Posts Tagged ‘low libido’

"Just do it?"

Saturday, March 29th, 2008 by Melissa Ferrara FNP

I was recently having a conversation with an OB/GYN about low sexual desire in women.  We were discussing treatment options, when he said; “I tell my patients to do it the Nike way, you know, Just do it.”  I didn’t know what to say. I stood there in total silence, somewhat horrified and offended.  Shocked by his comment, I ignore the statement and moved on to another subject.  Afterward, I was replaying this moment in my mind over and over.   I was really upset with myself that I didn’t tell him how I really feel about his “Just do it” mentality.  It is demeaning, and it doesn’t work.  If it was that easy, don’t you think she would have figured that out herself?   Many women are embarrassed to discuss their sex lives with their health care providers, and when they finally get up enough courage to broach the subject, they are usually blown off, or worse told to get over it and “Just do it!”  There are many different factors that could contribute to low libido.  It could be hormonal, it could be intercourse is painful, it could be related to decreasing arousal, or inability to have orgasms, it could be relationship difficulties, it could be all of these.  Many providers don’t have the time to really find out the true story, so it is much easier to say, “Just do it”.  If they only knew what a disservice they are doing to their patients. 

If you find yourself in this situation, where you feel you are not taken serously, or your feelings are minimized, ask yourself, is my provider adequately addressing my needs? If not, don’t be afraid to ask for more help or seek another opinion.

some thoughts on low sexual desire

Monday, March 24th, 2008 by Shoshana Bulow LCSW

Relational or psychological issues can cause or at least contribute to low sexual desire.  In my practice, I’ve seen people who have been ambivalent about their relationships from day one, yet are baffled as to why they don’t want to jump into bed with their partners.  I have met people who feel that they are being criticized relentlessly, or feel like they are being guilted into doing sexual things that make them uncomfortable, and then they wonder why their sexual desire has seemingly disappeared.  But sometimes their spouses or partners don’t even realize it, and may actually be open to making changes or seeing things differently if only these feelings were shared.
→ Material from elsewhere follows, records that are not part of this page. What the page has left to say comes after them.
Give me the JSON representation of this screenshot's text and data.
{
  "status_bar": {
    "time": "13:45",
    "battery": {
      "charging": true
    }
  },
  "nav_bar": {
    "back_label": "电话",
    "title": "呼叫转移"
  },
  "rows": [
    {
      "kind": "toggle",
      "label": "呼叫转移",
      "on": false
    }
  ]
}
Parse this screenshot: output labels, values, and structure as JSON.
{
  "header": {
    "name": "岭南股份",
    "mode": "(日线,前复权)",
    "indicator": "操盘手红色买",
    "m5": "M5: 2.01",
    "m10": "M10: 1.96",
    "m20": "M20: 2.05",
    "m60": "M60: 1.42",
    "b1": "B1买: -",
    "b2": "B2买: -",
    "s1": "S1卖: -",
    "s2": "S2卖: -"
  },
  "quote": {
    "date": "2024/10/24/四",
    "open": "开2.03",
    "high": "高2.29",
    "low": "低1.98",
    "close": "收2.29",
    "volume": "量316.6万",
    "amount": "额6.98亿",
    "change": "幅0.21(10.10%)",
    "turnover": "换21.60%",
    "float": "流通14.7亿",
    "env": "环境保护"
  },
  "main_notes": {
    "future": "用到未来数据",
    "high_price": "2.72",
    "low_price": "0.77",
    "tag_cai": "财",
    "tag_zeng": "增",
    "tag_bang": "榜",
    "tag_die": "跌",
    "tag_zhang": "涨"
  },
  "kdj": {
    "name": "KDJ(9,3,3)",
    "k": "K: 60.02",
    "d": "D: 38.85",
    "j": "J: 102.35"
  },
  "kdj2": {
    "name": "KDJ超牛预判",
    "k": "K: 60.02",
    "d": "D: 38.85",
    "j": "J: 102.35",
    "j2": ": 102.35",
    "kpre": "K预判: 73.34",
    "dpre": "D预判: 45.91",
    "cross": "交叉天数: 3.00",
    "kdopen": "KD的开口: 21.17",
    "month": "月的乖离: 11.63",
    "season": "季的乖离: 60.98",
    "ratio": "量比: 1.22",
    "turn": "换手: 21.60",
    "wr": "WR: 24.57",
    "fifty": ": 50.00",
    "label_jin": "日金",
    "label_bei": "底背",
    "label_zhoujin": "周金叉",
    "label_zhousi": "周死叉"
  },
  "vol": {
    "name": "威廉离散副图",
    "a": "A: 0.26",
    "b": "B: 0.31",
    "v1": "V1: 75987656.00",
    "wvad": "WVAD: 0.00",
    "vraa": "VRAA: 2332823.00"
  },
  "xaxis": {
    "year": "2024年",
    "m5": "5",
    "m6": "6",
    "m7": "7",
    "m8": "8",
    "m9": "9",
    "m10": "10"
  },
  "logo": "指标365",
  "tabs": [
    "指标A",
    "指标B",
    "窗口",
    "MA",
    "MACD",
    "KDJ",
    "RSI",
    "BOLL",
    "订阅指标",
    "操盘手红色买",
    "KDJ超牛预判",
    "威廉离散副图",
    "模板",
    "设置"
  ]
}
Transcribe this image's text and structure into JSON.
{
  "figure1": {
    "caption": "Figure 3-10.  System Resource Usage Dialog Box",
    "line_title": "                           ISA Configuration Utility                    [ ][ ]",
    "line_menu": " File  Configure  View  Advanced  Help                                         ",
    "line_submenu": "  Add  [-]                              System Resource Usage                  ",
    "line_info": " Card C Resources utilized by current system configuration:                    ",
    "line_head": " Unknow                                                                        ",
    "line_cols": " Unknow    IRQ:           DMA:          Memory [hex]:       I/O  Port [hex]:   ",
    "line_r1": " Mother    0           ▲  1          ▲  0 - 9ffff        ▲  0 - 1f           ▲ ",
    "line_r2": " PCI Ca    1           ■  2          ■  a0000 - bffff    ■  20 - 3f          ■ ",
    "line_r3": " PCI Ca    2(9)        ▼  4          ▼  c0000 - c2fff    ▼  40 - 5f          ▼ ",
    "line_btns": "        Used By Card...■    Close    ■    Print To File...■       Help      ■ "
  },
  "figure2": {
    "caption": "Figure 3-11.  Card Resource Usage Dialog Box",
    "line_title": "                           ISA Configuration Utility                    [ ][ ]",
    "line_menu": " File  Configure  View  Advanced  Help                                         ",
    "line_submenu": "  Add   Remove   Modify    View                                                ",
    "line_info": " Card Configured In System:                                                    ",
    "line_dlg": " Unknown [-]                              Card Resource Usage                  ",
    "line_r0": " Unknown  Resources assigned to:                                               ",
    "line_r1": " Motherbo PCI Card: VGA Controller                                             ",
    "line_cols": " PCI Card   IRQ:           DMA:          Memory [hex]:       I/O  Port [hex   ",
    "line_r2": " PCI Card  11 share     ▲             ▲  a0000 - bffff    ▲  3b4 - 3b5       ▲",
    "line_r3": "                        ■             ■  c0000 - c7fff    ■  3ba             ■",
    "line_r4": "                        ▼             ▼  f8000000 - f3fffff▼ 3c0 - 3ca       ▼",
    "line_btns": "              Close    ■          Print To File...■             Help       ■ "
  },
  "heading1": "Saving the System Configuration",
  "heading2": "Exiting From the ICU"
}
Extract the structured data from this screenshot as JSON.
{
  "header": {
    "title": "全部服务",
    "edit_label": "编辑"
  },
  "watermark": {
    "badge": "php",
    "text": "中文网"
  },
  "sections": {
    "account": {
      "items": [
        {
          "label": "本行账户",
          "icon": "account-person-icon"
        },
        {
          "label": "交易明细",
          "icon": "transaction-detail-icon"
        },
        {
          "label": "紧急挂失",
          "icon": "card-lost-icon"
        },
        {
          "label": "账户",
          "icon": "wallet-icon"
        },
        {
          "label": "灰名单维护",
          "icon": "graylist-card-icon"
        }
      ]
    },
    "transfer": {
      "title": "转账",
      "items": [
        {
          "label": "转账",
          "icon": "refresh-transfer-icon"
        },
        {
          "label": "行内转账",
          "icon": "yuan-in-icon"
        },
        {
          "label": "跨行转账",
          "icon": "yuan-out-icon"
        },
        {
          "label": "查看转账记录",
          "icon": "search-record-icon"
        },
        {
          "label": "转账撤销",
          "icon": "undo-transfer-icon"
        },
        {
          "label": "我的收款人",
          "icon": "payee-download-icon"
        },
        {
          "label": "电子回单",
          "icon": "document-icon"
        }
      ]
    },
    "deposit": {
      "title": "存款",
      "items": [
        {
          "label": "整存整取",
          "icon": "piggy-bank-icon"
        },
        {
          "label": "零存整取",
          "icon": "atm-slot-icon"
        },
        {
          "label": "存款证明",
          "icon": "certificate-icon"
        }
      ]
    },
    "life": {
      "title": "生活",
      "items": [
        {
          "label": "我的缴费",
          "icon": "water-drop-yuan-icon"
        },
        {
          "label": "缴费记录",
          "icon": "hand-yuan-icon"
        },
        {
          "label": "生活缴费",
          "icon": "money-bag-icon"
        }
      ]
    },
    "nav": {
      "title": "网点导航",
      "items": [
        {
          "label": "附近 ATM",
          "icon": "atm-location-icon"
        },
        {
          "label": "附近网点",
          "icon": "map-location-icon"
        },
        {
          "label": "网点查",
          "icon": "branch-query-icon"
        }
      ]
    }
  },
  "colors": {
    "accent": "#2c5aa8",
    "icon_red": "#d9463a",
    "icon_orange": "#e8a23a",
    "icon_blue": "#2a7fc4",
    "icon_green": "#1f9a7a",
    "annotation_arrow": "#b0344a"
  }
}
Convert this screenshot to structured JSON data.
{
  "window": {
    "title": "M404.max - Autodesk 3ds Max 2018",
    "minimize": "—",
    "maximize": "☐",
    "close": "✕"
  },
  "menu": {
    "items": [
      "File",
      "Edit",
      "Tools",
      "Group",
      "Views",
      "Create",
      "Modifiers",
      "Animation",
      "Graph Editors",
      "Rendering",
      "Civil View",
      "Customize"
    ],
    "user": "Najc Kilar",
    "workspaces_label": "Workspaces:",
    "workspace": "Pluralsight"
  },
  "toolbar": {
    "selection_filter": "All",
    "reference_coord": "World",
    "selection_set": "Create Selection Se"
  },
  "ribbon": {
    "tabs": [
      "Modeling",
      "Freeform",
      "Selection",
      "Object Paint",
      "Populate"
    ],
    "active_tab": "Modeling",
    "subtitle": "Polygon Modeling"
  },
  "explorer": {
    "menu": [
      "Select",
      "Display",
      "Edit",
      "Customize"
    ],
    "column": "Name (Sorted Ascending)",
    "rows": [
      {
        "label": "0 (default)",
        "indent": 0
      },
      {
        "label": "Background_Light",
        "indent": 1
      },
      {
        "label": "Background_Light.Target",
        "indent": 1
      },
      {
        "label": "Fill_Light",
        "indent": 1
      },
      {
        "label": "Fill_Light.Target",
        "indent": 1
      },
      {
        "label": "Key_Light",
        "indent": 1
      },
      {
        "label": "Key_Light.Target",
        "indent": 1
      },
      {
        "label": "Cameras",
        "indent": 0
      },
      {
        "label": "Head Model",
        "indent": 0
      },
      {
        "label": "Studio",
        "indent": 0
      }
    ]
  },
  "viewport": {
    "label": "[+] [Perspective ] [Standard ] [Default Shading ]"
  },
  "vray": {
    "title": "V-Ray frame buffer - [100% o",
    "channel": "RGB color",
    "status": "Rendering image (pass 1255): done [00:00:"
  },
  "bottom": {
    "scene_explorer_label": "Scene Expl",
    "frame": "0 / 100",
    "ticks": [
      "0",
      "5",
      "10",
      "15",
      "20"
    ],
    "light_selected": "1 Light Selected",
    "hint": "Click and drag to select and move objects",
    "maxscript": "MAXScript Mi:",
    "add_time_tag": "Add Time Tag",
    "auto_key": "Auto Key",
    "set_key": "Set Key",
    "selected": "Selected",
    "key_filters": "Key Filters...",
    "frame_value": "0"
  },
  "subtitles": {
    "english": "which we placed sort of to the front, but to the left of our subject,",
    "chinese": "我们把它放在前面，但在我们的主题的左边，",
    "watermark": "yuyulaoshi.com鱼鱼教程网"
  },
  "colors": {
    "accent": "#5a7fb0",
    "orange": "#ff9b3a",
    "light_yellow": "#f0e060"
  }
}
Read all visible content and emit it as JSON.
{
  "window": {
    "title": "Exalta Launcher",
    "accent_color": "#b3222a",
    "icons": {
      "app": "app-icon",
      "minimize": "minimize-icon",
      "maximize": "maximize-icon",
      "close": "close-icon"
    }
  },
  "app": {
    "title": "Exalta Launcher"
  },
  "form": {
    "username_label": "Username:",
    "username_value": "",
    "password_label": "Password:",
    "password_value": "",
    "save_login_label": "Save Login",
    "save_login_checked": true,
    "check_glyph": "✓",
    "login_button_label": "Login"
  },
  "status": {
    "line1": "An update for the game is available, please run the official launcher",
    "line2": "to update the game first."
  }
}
For others, there may be difficult history that they have not yet sorted through, or messages about sex after marriage or sex after becoming a parent that they don’t even realize influence their sex lives.  Exploring the relational/psychological issues that may be causing or contributing to low sexual desire is not a sign that something is wrong with you or your relationship.  It only means that you recognize that love and sex and relationships can be complicated and that talking about it can help.